Larger model for higher capacity tasks.

Configuration file: ``conf/model/gemma3_4b.yaml``

::

    model_family: gemma3
    model_size: 4b
    lora_rank: 64
    lora_alpha: 64.0
    lora_module_path: ".*q_einsum|.*kv_einsum|.*gate_proj|.*down_proj|.*up_proj|.*attn_vec_einsum"
    mesh_shape: [[1, 1], ["fsdp", "tp"]]

Use::

    python run_training.py model=gemma3_4b

**Specifications**:

- Parameters: 4 billion
- Memory: ~80GB with batch size 8 (single GPU)
- Recommended: H100 or multiple A100s
- LoRA rank: 32-128
- Training speed: ~150 steps/hour

**Good for**:

- Complex reasoning tasks
- Large datasets
- Multi-GPU setups
- High-quality models

Model Configuration Parameters
------------------------------

**model_family**

Type: ``string``

Default: ``gemma3``

Model architecture family.
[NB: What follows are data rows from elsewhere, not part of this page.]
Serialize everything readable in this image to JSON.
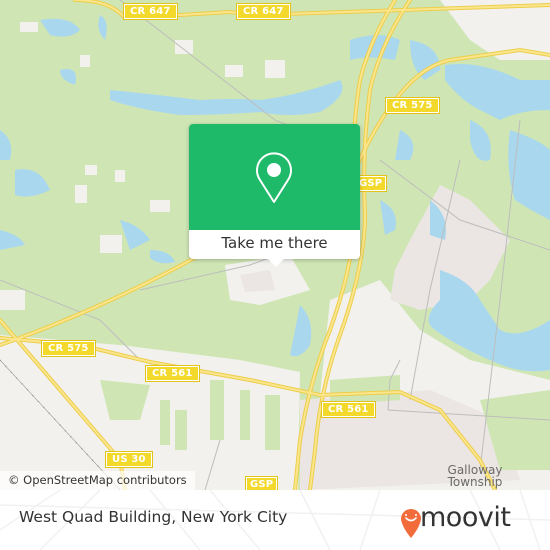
{
  "map": {
    "road_labels": [
      {
        "id": "cr647-a",
        "text": "CR 647"
      },
      {
        "id": "cr647-b",
        "text": "CR 647"
      },
      {
        "id": "cr575-ne",
        "text": "CR 575"
      },
      {
        "id": "gsp-n",
        "text": "GSP"
      },
      {
        "id": "cr575-w",
        "text": "CR 575"
      },
      {
        "id": "cr561-w",
        "text": "CR 561"
      },
      {
        "id": "cr561-e",
        "text": "CR 561"
      },
      {
        "id": "us30",
        "text": "US 30"
      },
      {
        "id": "gsp-s",
        "text": "GSP"
      }
    ],
    "place_labels": [
      {
        "id": "galloway",
        "line1": "Galloway",
        "line2": "Township"
      }
    ],
    "attribution": "© OpenStreetMap contributors",
    "colors": {
      "forest": "#cfe6b4",
      "water": "#a9d7ee",
      "urban": "#f2f1ed",
      "industrial": "#ebe5e3",
      "road": "#f6dc6a",
      "shield": "#f3d92b"
    }
  },
  "popup": {
    "icon": "map-pin-icon",
    "button_label": "Take me there",
    "color": "#1fb96a"
  },
  "footer": {
    "title": "West Quad Building, New York City",
    "brand": "moovit",
    "brand_color": "#f26b3a"
  }
}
Currently only ``gemma3`` supported.

Example::

    model_family: gemma3

**model_size**

Type: ``string``

Options: ``270m``, ``1b``, ``4b``

Default: ``270m``

Model size variant.

Example::

    model_size: 1b

**lora_rank**

Type: ``integer``

Range: ``4`` to ``128``

Default: ``32``

Rank of LoRA matrices. Higher rank = more capacity but more memory.

Recommended values::

    - 270M model: 8-32
    - 1B model: 16-64
    - 4B model: 32-128

Memory impact::

    Memory ≈ baseline_memory × (1 + 2 × lora_rank / hidden_dim)

For 1B model with hidden_dim=2048::

    - rank 16: +1.6% memory
    - rank 32: +3.1% memory
    - rank 64: +6.3% memory

Example::

    lora_rank: 64

**lora_alpha**

Type: ``float``

Default: equals lora_rank

Scaling factor for LoRA. Usually equals ``lora_rank``.

Affects training dynamics:

- Higher alpha: stronger LoRA updates
- Lower alpha: weaker LoRA updates

Typically::

    lora_alpha: ${model.lora_rank}

Or set manually::

    lora_alpha: 16.0

**lora_module_path**

Type: ``string`` (regex pattern)

Regular expression matching layer names to apply LoRA.

Default for Gemma3::

    lora_module_path: ".*q_einsum|.*kv_einsum|.*gate_proj|.*down_proj|.*up_proj|.*attn_vec_einsum"

This applies LoRA to:

- Attention query/key/value projections
- MLP gate and projection layers

To apply LoRA to all layers (not recommended, memory intensive)::

    lora_module_path: ".*"

To apply LoRA only to attention::

    lora_module_path: ".*einsum"

To apply LoRA only to MLP::

    lora_module_path: ".*proj"

**mesh_shape**

Type: ``list[list]`` with dimension names

Default: ``[[1, 1], ["fsdp", "tp"]]``

Parallelism configuration for distributed training.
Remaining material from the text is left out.